Progres Proyek Raksasa Chandra Asri Mencapai 72%, Siap Pangkas Impor Rp4,9 Triliun per Tahun
Oleh: Corri

Foto : istimewa
Pasardana.id - PT Chandra Asri Pacific Tbk (Chandra Asri Group) (IDX: TPIA), penyedia solusi energi, kimia, dan infrastruktur terkemuka di Asia Tenggara, melalui anak usahanya PT Chandra Asri Alkali (CAA), terus melanjutkan pembangunan fasilitas Chlor Alkali dan Ethylene Dichloride (CA-EDC), proyek strategis dengan nilai investasi lebih dari USD 800 juta.
Hingga Juli 2026, progres pembangunan ini telah mencapai 72%, menandai kemajuan proyek dalam mendukung kesiapan operasional yang ditargetkan dimulai pada tahun 2027.
Seiring dengan kemajuan tersebut, Perseroan juga mulai menyiapkan pengembangan fasilitas CA-EDC Tahap II melalui studi kelayakan sebagai bagian dari strategi jangka panjang untuk memperkuat kapasitas produksi.
Pengembangan tahap lanjutan ini diperkirakan memiliki nilai investasi USD 1 Miliar.
Langkah ini mencerminkan komitmen Chandra Asri Group dalam mendukung pertumbuhan industri kimia nasional melalui penyediaan bahan baku strategis yang semakin andal dan berdaya saing.
Selain memperkuat ketahanan industri nasional, proyek CA-EDC juga diharapkan memberikan dampak ekonomi yang lebih luas melalui penyerapan tenaga kerja dan pemberdayaan pelaku usaha lokal.
Hingga saat ini, tahap konstruksi telah melibatkan sekitar 3.000 tenaga kerja, dan pada saat fasilitas beroperasi penuh diproyeksikan akan menciptakan sekitar 250 lapangan kerja baru.
"Kemajuan pembangunan fasilitas CA-EDC menjadi wujud komitmen Chandra Asri untuk untuk memperkuat fondasi industri kimia nasional. Ke depan, melalui studi kelayakan Tahap II dan pembangunan infrastruktur pendukung, kami ingin menghadirkan ekosistem produksi dan distribusi yang semakin terintegrasi sehingga mampu meningkatkan keandalan pasokan bahan kimia dasar bagi industri nasional sekaligus memperkuat posisi Indonesia dalam rantai pasok regional,” ujar Erwin Ciputra, Presiden Direktur & CEO Chandra Asri Group, dalam siaran pers, Senin (20/7).

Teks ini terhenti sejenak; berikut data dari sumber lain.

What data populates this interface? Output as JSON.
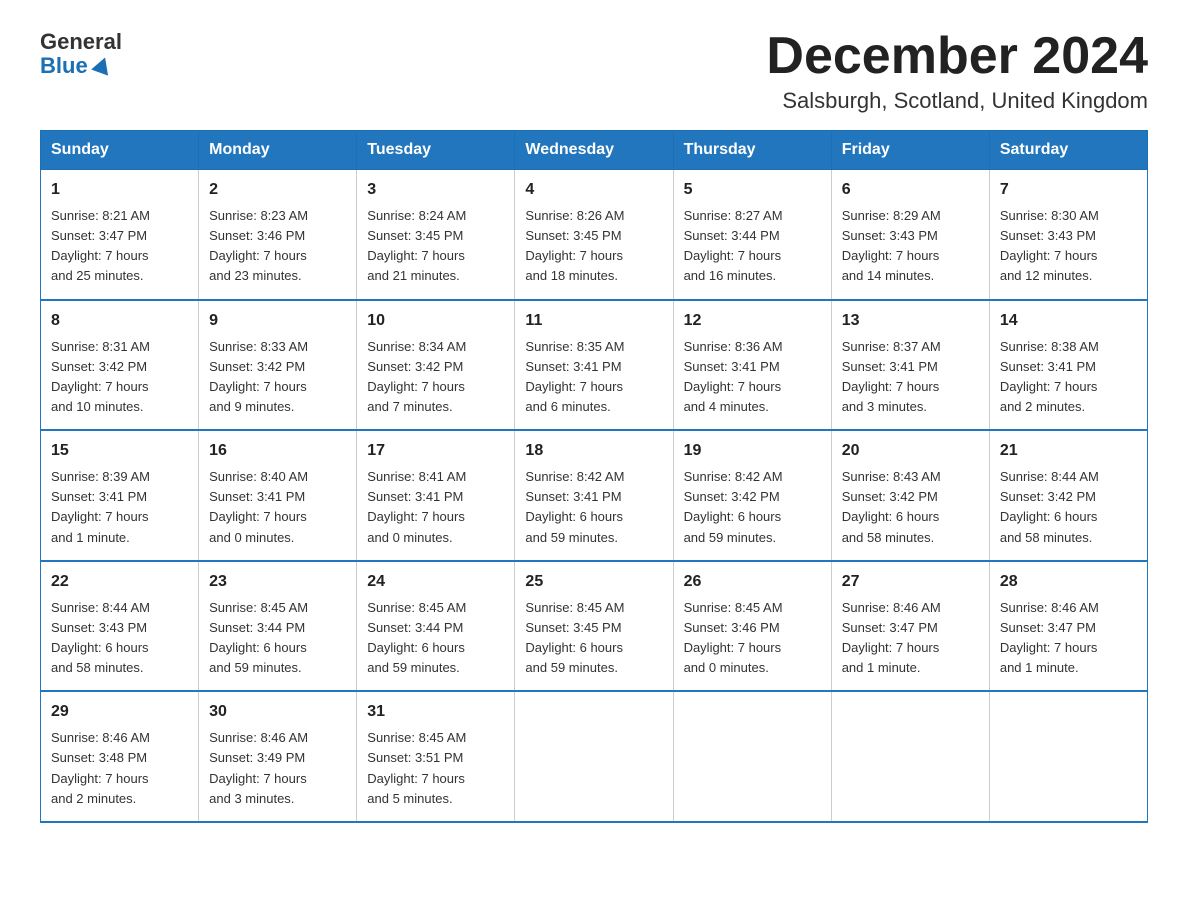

Selain itu, Chandra Asri Group juga terus mengembangkan infrastruktur pendukung yang akan menunjang operasional fasilitas secara terintegrasi.
Pengembangan tersebut meliputi fasilitas distribusi, penyimpanan, serta pengelolaan logistik produk CA-EDC, yang akan memperkuat konektivitas rantai pasok industri kimia nasional maupun regional.
Setelah mulai beroperasi, fasilitas CA-EDC diproyeksikan mampu meningkatkan keandalan pasokan soda kaustik bagi berbagai sektor industri sekaligus mengurangi ketergantungan Indonesia terhadap impor.
Dalam jangka panjang, produksi soda kaustik cair dari fasilitas ini diperkirakan berpotensi menggantikan impor hingga sekitar 827 ribu ton per tahun dengan nilai mencapai USD293 juta atau sekitar Rp4,9 triliun.
Sementara itu, produksi EDC akan diarahkan untuk memenuhi pasar ekspor dan berpotensi menghasilkan devisa hingga USD300 juta atau sekitar Rp5 triliun per tahun.
Melalui pembangunan fasilitas CA-EDC beserta infrastruktur pendukungnya, Chandra Asri Group terus memperkuat kontribusinya dalam mendukung kemandirian industri kimia nasional melalui penyediaan bahan kimia dasar strategis serta pembangunan ekosistem industru yang lebih terintegrasi, berdaya saing dan berkelanjutan.